Agos bu haftaki sayısında, iki aydır iade edilmeyen Kamp Armen'le ilgili cevaplanması gereken sorular soruyor.
6 Mayıs’ta Tuzla’daki Kamp Armen’e dozerlerin girmesi ve kampta direnişin başlamasının üzerinden tam iki ay geçti. Mülk sahibi Fatih Ulusoy’un kampı Gedikpaşa Ermeni Protestan Kilisesi Vakfı’na bağışlayacağını açıklamasının üzerinden ise yaklaşık olarak 40 gün… Süreçte bir tıkanıklık olduğu aşikâr.

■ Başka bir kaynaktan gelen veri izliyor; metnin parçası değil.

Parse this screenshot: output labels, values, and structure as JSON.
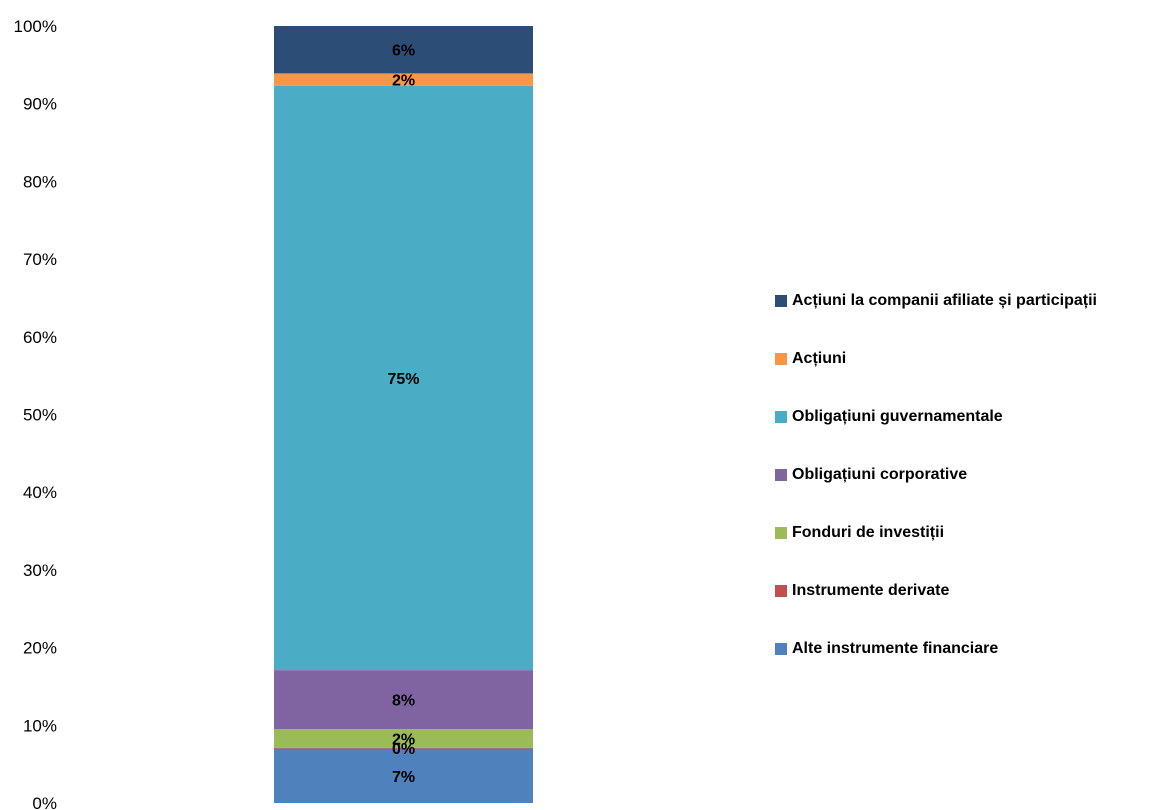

Dolayısıyla bazı soruları sormak elzem.
- Ulusoy’un mülkü bağışlayacağını söylemesine rağmen hâlâ bir gelişme yok. Ne tür bir tıkanıklık yaşanmakta? Yapılacak olan ‘bağış’ ise neyi beklemekteyiz?
-Başbakan Davutoğlu’nun sorunun çözümü için gerekli talimatları defalarca verdiği, konuya yakın taraflarca dile getiriliyor. Buna rağmen sürecin ilerlemeyişini nasıl açıklamalı?
-Her şey yeni kurulacak olan hükümeti mi bekliyor? Öyleyse neden? Hükümet kurulamazsa bu kez de erken seçimlerin sonuçlanmasını mı bekleyecek, Ermeni toplumu?
- Ermeni toplumunun elinden haksız bir şekilde alındığı neredeyse her kesim tarafından kabul edilen Kamp Armen konusunda dahi Devlet kesin bir çözüm (yani, tapu iadesi) üretemeyecekse benzer davalar için umutlu olmak anlamlı mı?
-‘Bağış’ çözümü net ve hızlı olması nedeniyle tüm pürüzlerine rağmen uygulanabilir bulunmuştu. Şimdi böyle olmadığı anlaşılıyor. Bu durumda yasa ile çözümü gündeme almak gerekmez mi?
-Tüm bu tabloda Ermeni toplumu için muhatap kim? Başbakan mı, Büyükşehir Belediyesi mi? Tuzla Belediyesi mi? Mülk sahipleri mi?
-Ermeni toplumu mülk gaspları konusunda ‘en reformist’ olduğunu söyleyen iktidar döneminde dahi bürokrasi labirentleri içinde mi dolanacak? Eğer öyleyse 100 yıl sonra geldiğimiz aşama, nasıl bir aşamadır?
Daha sorulacak çok soru var aslında. Ama şimdilik bu kadarla keselim ve en kısa sürede tatmin edici bir yanıt bulmayı umalım.